I suppose I should add that I’m not backing most of Clinton’s policies. dry.gif I agreed with welfare reform, which wasn’t his idea (but he took credit when it worked). I believe in cutbacks to defense spending, but not at the rate he did. He cut back in human intelligence, too, which wasn’t an asset in a post 9/11 world…One might even say it was a contributing factor. whistling.gif The bottom line is…what happened to the economy during his administration, and how could those fortunate effects be the result of government spending, when it actually decreased on his watch? Bush is a big government Republican, BTW. Libertarians are for small government… Decreased spending, decreased government intervention in most areas, and a more isolationist military ideology.

I am not an economist. I have a vested interest in knowing a bit about a very specific and small segment of the economy, most of which centers around the military.

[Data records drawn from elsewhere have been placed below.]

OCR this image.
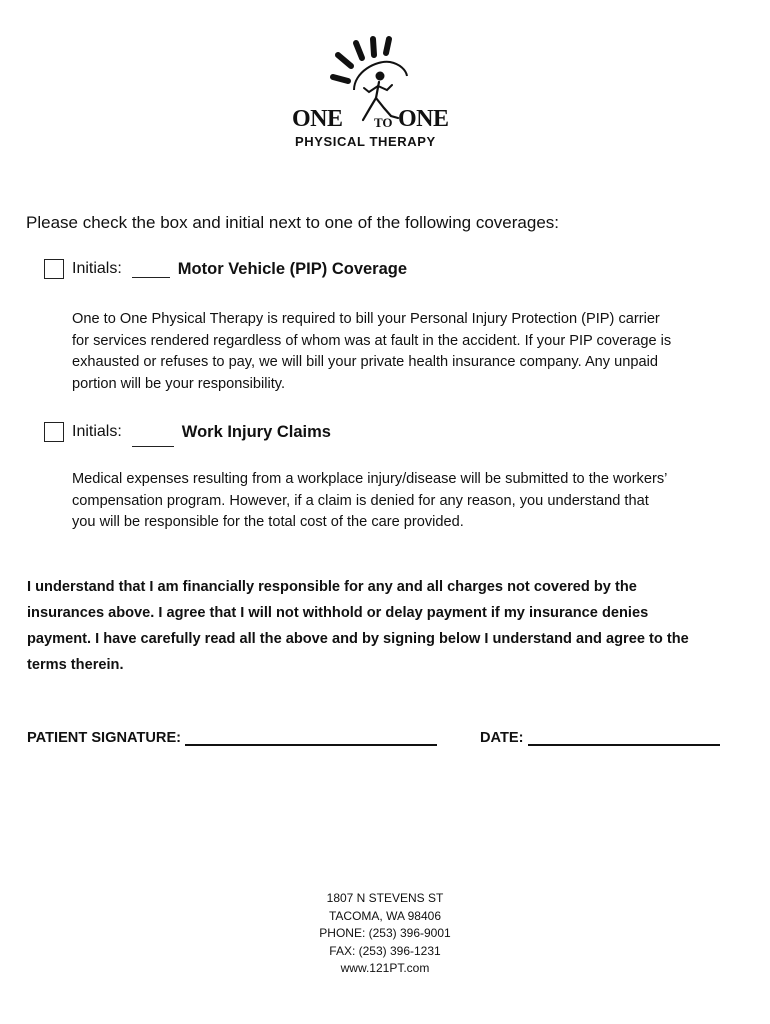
ONE TO ONE
PHYSICAL THERAPY
Please check the box and initial next to one of the following coverages:
Initials:	Motor Vehicle (PIP) Coverage
One to One Physical Therapy is required to bill your Personal Injury Protection (PIP) carrier
for services rendered regardless of whom was at fault in the accident. If your PIP coverage is
exhausted or refuses to pay, we will bill your private health insurance company. Any unpaid
portion will be your responsibility.
Initials:	Work Injury Claims
Medical expenses resulting from a workplace injury/disease will be submitted to the workers’
compensation program. However, if a claim is denied for any reason, you understand that
you will be responsible for the total cost of the care provided.
I understand that I am financially responsible for any and all charges not covered by the
insurances above. I agree that I will not withhold or delay payment if my insurance denies
payment. I have carefully read all the above and by signing below I understand and agree to the
terms therein.
PATIENT SIGNATURE:	DATE:
1807 N STEVENS ST
TACOMA, WA 98406
PHONE: (253) 396-9001
FAX: (253) 396-1231
www.121PT.com
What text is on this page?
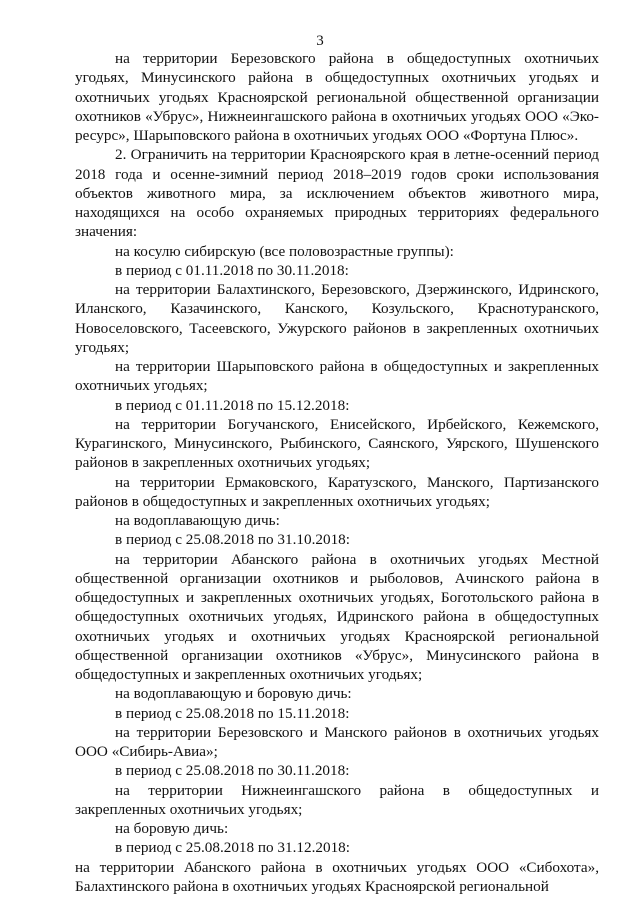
3

на территории Березовского района в общедоступных охотничьих угодьях, Минусинского района в общедоступных охотничьих угодьях и охотничьих угодьях Красноярской региональной общественной организации охотников «Убрус», Нижнеингашского района в охотничьих угодьях ООО «Эко-ресурс», Шарыповского района в охотничьих угодьях ООО «Фортуна Плюс».

2. Ограничить на территории Красноярского края в летне-осенний период 2018 года и осенне-зимний период 2018–2019 годов сроки использования объектов животного мира, за исключением объектов животного мира, находящихся на особо охраняемых природных территориях федерального значения:

на косулю сибирскую (все половозрастные группы):

в период с 01.11.2018 по 30.11.2018:

на территории Балахтинского, Березовского, Дзержинского, Идринского, Иланского, Казачинского, Канского, Козульского, Краснотуранского, Новоселовского, Тасеевского, Ужурского районов в закрепленных охотничьих угодьях;

на территории Шарыповского района в общедоступных и закрепленных охотничьих угодьях;

в период с 01.11.2018 по 15.12.2018:

на территории Богучанского, Енисейского, Ирбейского, Кежемского, Курагинского, Минусинского, Рыбинского, Саянского, Уярского, Шушенского районов в закрепленных охотничьих угодьях;

на территории Ермаковского, Каратузского, Манского, Партизанского районов в общедоступных и закрепленных охотничьих угодьях;

на водоплавающую дичь:

в период с 25.08.2018 по 31.10.2018:

на территории Абанского района в охотничьих угодьях Местной общественной организации охотников и рыболовов, Ачинского района в общедоступных и закрепленных охотничьих угодьях, Боготольского района в общедоступных охотничьих угодьях, Идринского района в общедоступных охотничьих угодьях и охотничьих угодьях Красноярской региональной общественной организации охотников «Убрус», Минусинского района в общедоступных и закрепленных охотничьих угодьях;

на водоплавающую и боровую дичь:

в период с 25.08.2018 по 15.11.2018:

на территории Березовского и Манского районов в охотничьих угодьях ООО «Сибирь-Авиа»;

в период с 25.08.2018 по 30.11.2018:

на территории Нижнеингашского района в общедоступных и закрепленных охотничьих угодьях;

на боровую дичь:

в период с 25.08.2018 по 31.12.2018:

на территории Абанского района в охотничьих угодьях ООО «Сибохота», Балахтинского района в охотничьих угодьях Красноярской региональной
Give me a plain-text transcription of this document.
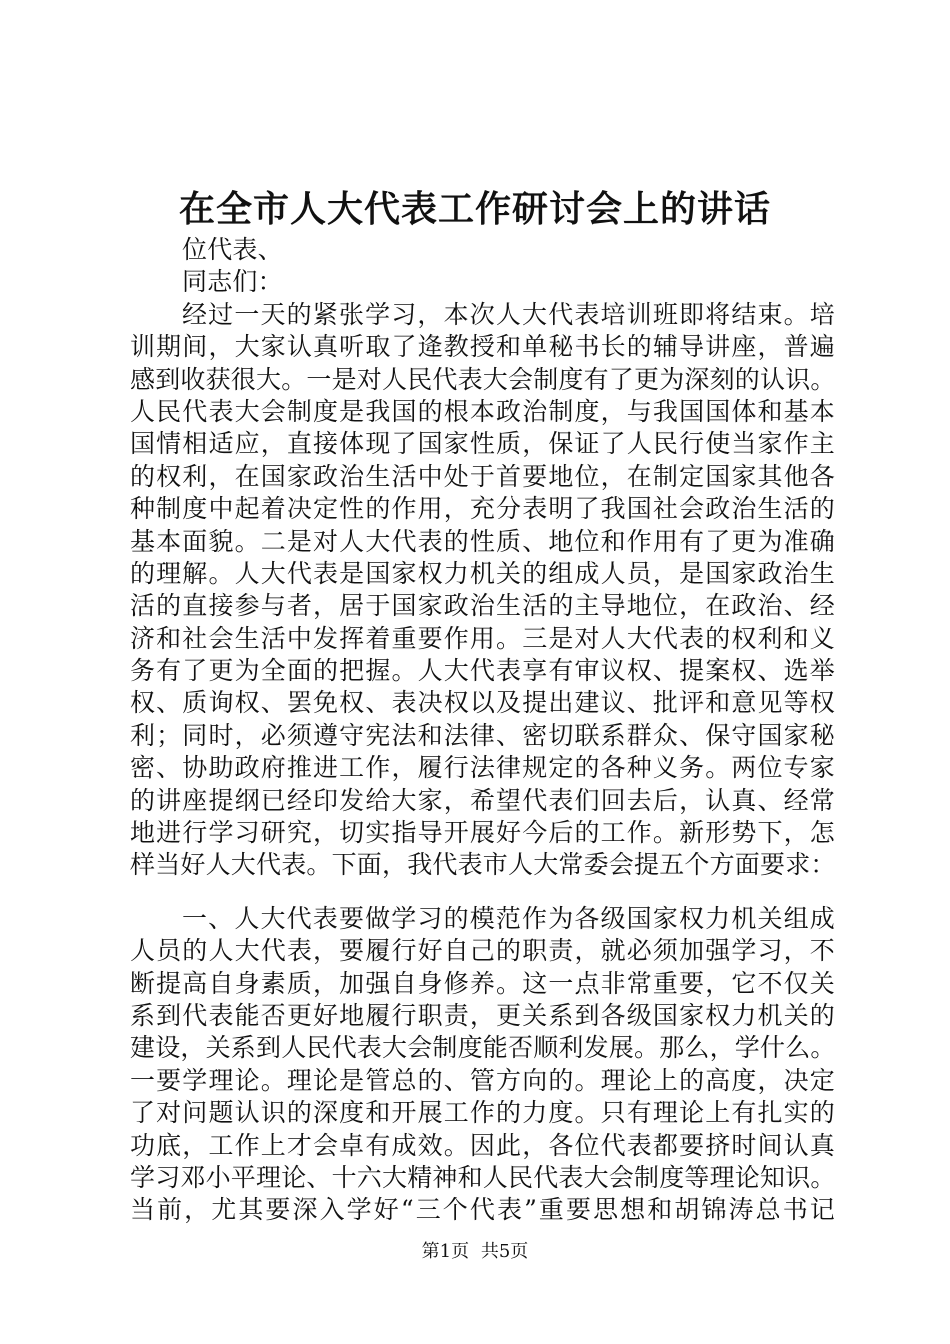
在全市人大代表工作研讨会上的讲话

位代表、

同志们：

经过一天的紧张学习，本次人大代表培训班即将结束。培

训期间，大家认真听取了逄教授和单秘书长的辅导讲座，普遍

感到收获很大。一是对人民代表大会制度有了更为深刻的认识。

人民代表大会制度是我国的根本政治制度，与我国国体和基本

国情相适应，直接体现了国家性质，保证了人民行使当家作主

的权利，在国家政治生活中处于首要地位，在制定国家其他各

种制度中起着决定性的作用，充分表明了我国社会政治生活的

基本面貌。二是对人大代表的性质、地位和作用有了更为准确

的理解。人大代表是国家权力机关的组成人员，是国家政治生

活的直接参与者，居于国家政治生活的主导地位，在政治、经

济和社会生活中发挥着重要作用。三是对人大代表的权利和义

务有了更为全面的把握。人大代表享有审议权、提案权、选举

权、质询权、罢免权、表决权以及提出建议、批评和意见等权

利；同时，必须遵守宪法和法律、密切联系群众、保守国家秘

密、协助政府推进工作，履行法律规定的各种义务。两位专家

的讲座提纲已经印发给大家，希望代表们回去后，认真、经常

地进行学习研究，切实指导开展好今后的工作。新形势下，怎

样当好人大代表。下面，我代表市人大常委会提五个方面要求：

一、人大代表要做学习的模范作为各级国家权力机关组成

人员的人大代表，要履行好自己的职责，就必须加强学习，不

断提高自身素质，加强自身修养。这一点非常重要，它不仅关

系到代表能否更好地履行职责，更关系到各级国家权力机关的

建设，关系到人民代表大会制度能否顺利发展。那么，学什么。

一要学理论。理论是管总的、管方向的。理论上的高度，决定

了对问题认识的深度和开展工作的力度。只有理论上有扎实的

功底，工作上才会卓有成效。因此，各位代表都要挤时间认真

学习邓小平理论、十六大精神和人民代表大会制度等理论知识。

当前，尤其要深入学好“三个代表”重要思想和胡锦涛总书记

第1页 共5页
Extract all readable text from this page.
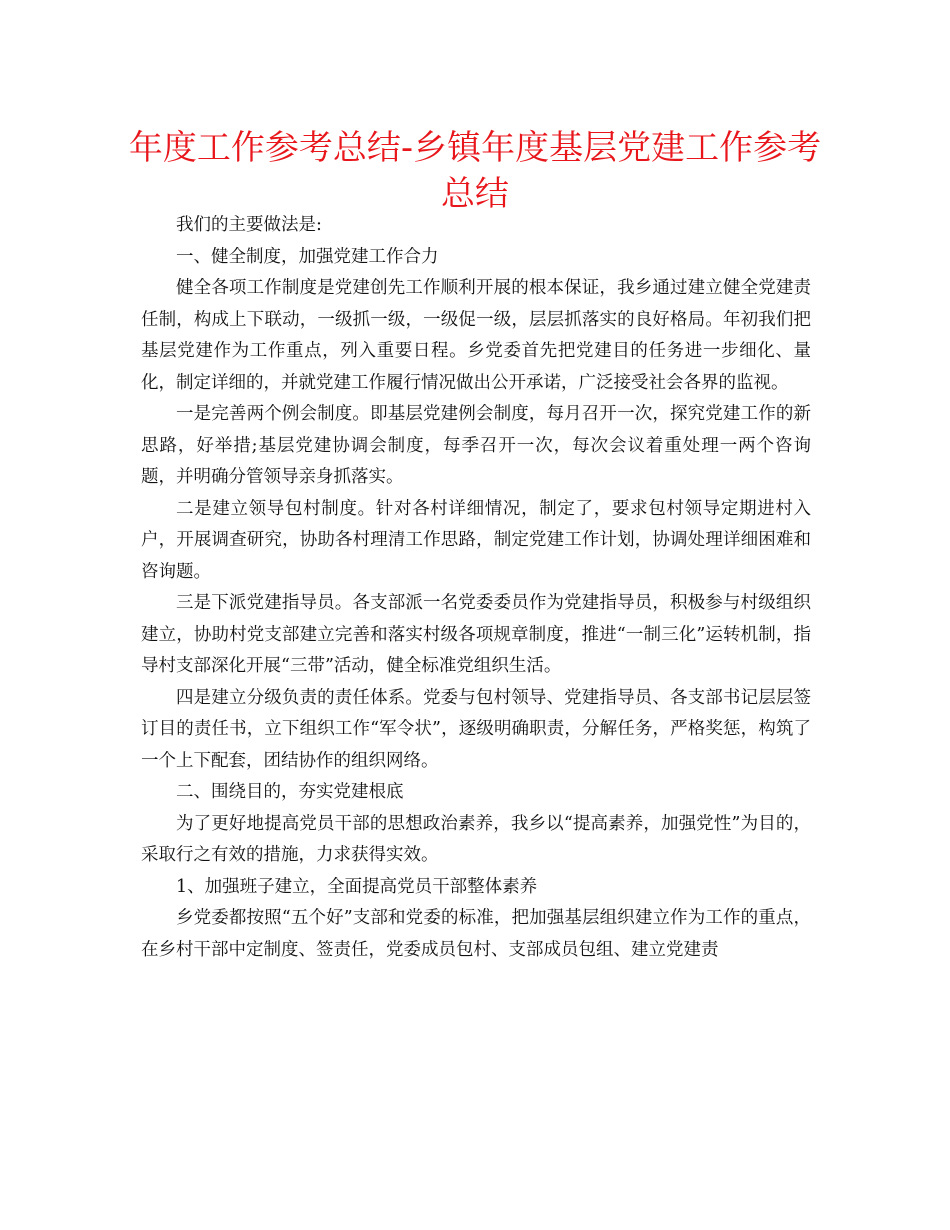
年度工作参考总结-乡镇年度基层党建工作参考总结

我们的主要做法是:

一、健全制度，加强党建工作合力

健全各项工作制度是党建创先工作顺利开展的根本保证，我乡通过建立健全党建责任制，构成上下联动，一级抓一级，一级促一级，层层抓落实的良好格局。年初我们把基层党建作为工作重点，列入重要日程。乡党委首先把党建目的任务进一步细化、量化，制定详细的，并就党建工作履行情况做出公开承诺，广泛接受社会各界的监视。

一是完善两个例会制度。即基层党建例会制度，每月召开一次，探究党建工作的新思路，好举措;基层党建协调会制度，每季召开一次，每次会议着重处理一两个咨询题，并明确分管领导亲身抓落实。

二是建立领导包村制度。针对各村详细情况，制定了，要求包村领导定期进村入户，开展调查研究，协助各村理清工作思路，制定党建工作计划，协调处理详细困难和咨询题。

三是下派党建指导员。各支部派一名党委委员作为党建指导员，积极参与村级组织建立，协助村党支部建立完善和落实村级各项规章制度，推进“一制三化”运转机制，指导村支部深化开展“三带”活动，健全标准党组织生活。

四是建立分级负责的责任体系。党委与包村领导、党建指导员、各支部书记层层签订目的责任书，立下组织工作“军令状”，逐级明确职责，分解任务，严格奖惩，构筑了一个上下配套，团结协作的组织网络。

二、围绕目的，夯实党建根底

为了更好地提高党员干部的思想政治素养，我乡以“提高素养，加强党性”为目的，采取行之有效的措施，力求获得实效。

1、加强班子建立，全面提高党员干部整体素养

乡党委都按照“五个好”支部和党委的标准，把加强基层组织建立作为工作的重点，在乡村干部中定制度、签责任，党委成员包村、支部成员包组、建立党建责
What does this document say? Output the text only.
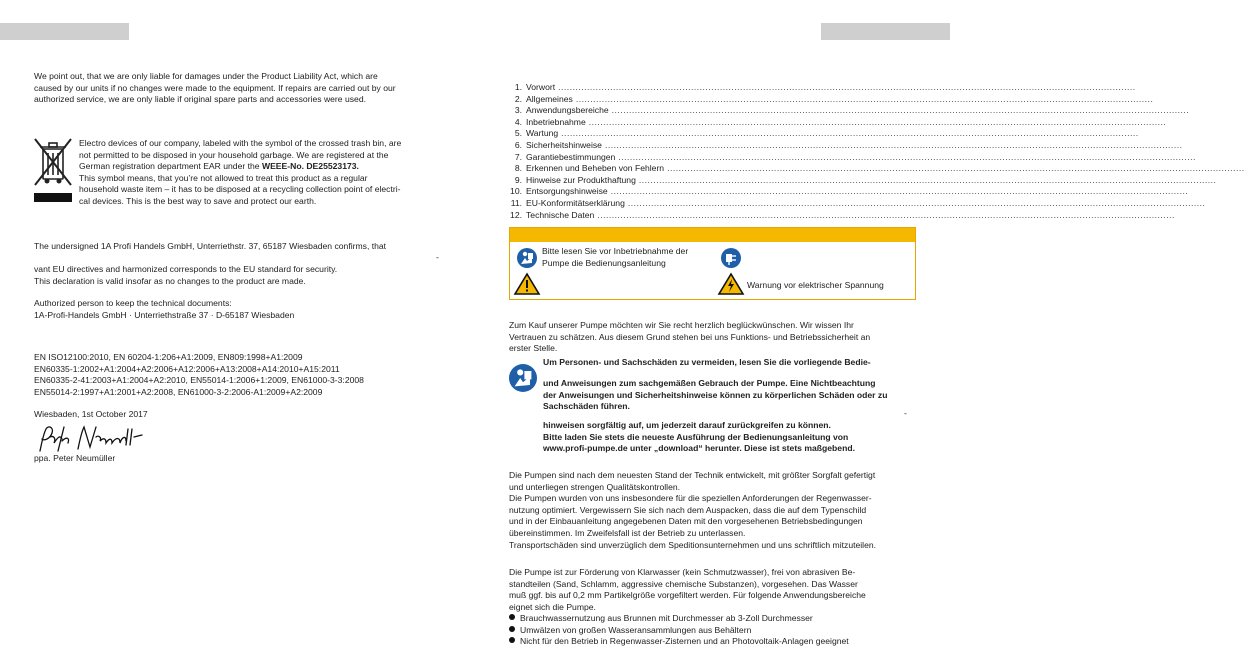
We point out, that we are only liable for damages under the Product Liability Act, which are
caused by our units if no changes were made to the equipment. If repairs are carried out by our
authorized service, we are only liable if original spare parts and accessories were used.
Electro devices of our company, labeled with the symbol of the crossed trash bin, are
not permitted to be disposed in your household garbage. We are registered at the
German registration department EAR under the WEEE-No. DE25523173.
This symbol means, that you’re not allowed to treat this product as a regular
household waste item – it has to be disposed at a recycling collection point of electri-
cal devices. This is the best way to save and protect our earth.
The undersigned 1A Profi Handels GmbH, Unterriethstr. 37, 65187 Wiesbaden confirms, that
-
vant EU directives and harmonized corresponds to the EU standard for security.
This declaration is valid insofar as no changes to the product are made.
Authorized person to keep the technical documents:
1A-Profi-Handels GmbH · Unterriethstraße 37 · D-65187 Wiesbaden
EN ISO12100:2010, EN 60204-1:206+A1:2009, EN809:1998+A1:2009
EN60335-1:2002+A1:2004+A2:2006+A12:2006+A13:2008+A14:2010+A15:2011
EN60335-2-41:2003+A1:2004+A2:2010, EN55014-1:2006+1:2009, EN61000-3-3:2008
EN55014-2:1997+A1:2001+A2:2008, EN61000-3-2:2006-A1:2009+A2:2009
Wiesbaden, 1st October 2017
ppa. Peter Neumüller
1. Vorwort ........................................................................................................................................................................................................
2. Allgemeines ........................................................................................................................................................................................................
3. Anwendungsbereiche ........................................................................................................................................................................................................
4. Inbetriebnahme ........................................................................................................................................................................................................
5. Wartung ........................................................................................................................................................................................................
6. Sicherheitshinweise ........................................................................................................................................................................................................
7. Garantiebestimmungen ........................................................................................................................................................................................................
8. Erkennen und Beheben von Fehlern ........................................................................................................................................................................................................
9. Hinweise zur Produkthaftung ........................................................................................................................................................................................................
10. Entsorgungshinweise ........................................................................................................................................................................................................
11. EU-Konformitätserklärung ........................................................................................................................................................................................................
12. Technische Daten ........................................................................................................................................................................................................
Bitte lesen Sie vor Inbetriebnahme der
Pumpe die Bedienungsanleitung
Warnung vor elektrischer Spannung
Zum Kauf unserer Pumpe möchten wir Sie recht herzlich beglückwünschen. Wir wissen Ihr
Vertrauen zu schätzen. Aus diesem Grund stehen bei uns Funktions- und Betriebssicherheit an
erster Stelle.
Um Personen- und Sachschäden zu vermeiden, lesen Sie die vorliegende Bedie-
und Anweisungen zum sachgemäßen Gebrauch der Pumpe. Eine Nichtbeachtung
der Anweisungen und Sicherheitshinweise können zu körperlichen Schäden oder zu
Sachschäden führen.
-
hinweisen sorgfältig auf, um jederzeit darauf zurückgreifen zu können.
Bitte laden Sie stets die neueste Ausführung der Bedienungsanleitung von
www.profi-pumpe.de unter „download“ herunter. Diese ist stets maßgebend.
Die Pumpen sind nach dem neuesten Stand der Technik entwickelt, mit größter Sorgfalt gefertigt
und unterliegen strengen Qualitätskontrollen.
Die Pumpen wurden von uns insbesondere für die speziellen Anforderungen der Regenwasser-
nutzung optimiert. Vergewissern Sie sich nach dem Auspacken, dass die auf dem Typenschild
und in der Einbauanleitung angegebenen Daten mit den vorgesehenen Betriebsbedingungen
übereinstimmen. Im Zweifelsfall ist der Betrieb zu unterlassen.
Transportschäden sind unverzüglich dem Speditionsunternehmen und uns schriftlich mitzuteilen.
Die Pumpe ist zur Förderung von Klarwasser (kein Schmutzwasser), frei von abrasiven Be-
standteilen (Sand, Schlamm, aggressive chemische Substanzen), vorgesehen. Das Wasser
muß ggf. bis auf 0,2 mm Partikelgröße vorgefiltert werden. Für folgende Anwendungsbereiche
eignet sich die Pumpe.
Brauchwassernutzung aus Brunnen mit Durchmesser ab 3-Zoll Durchmesser
Umwälzen von großen Wasseransammlungen aus Behältern
Nicht für den Betrieb in Regenwasser-Zisternen und an Photovoltaik-Anlagen geeignet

Military spending simply does not promote prosperity, long-term. The benefits are very short term. WWII did restore demand to languishing sectors. It did that by curtailing supply and destroying capital overseas, not by increasing spending. Europe and Asia were destitute. Many cities and factories had been bombed to rubble, and the productivity of surviving resources was limited. The effect of that particular war, was to increase demand of US goods in the world- a development that stands in stark contrast to effects of simply spending money.

http://www.joshuagoldstein.com/jgeconhi.htm

The professor presents the case, in historical context, better than I can.

Continued war causes inflation, which eventually leads to economic decline or bankruptcy. Peace frees resources for productive use. More production raises output and lowers prices. The opulence we enjoy in this country is a result of the private industry, which is productive enough to fund all of these ventures…not the industrial military complex.
The quote I gave on my post from Sam Johnson dates back to 1749. It is much more accurate today, in a world where the victor doesn’t usually get the spoils, but instead incurs a negative sum gain. If the government (of Johnson’s poem) attempts to wipe away ‘everlasting debt’ with the printing press, they would lose further access to credit markets, diminishing their strategic positions. When nations lose the financial capacity to fight, they lose wars.

In ‘The Rise and Fall of the Great Powers’, Paul Kennedy emphasized the importance of financial stability, “sound money, secure credit, and regular repayment of debt” in producing military success. In one case after another, the leading powers were powers because they were rich. “Success in war depended upon the length of one’s purse.” It still holds true today. Governments cannot afford to continuously siphon off significant percentages of national wealth for military purposes without courting bankruptcy- and thus ultimate military weakness.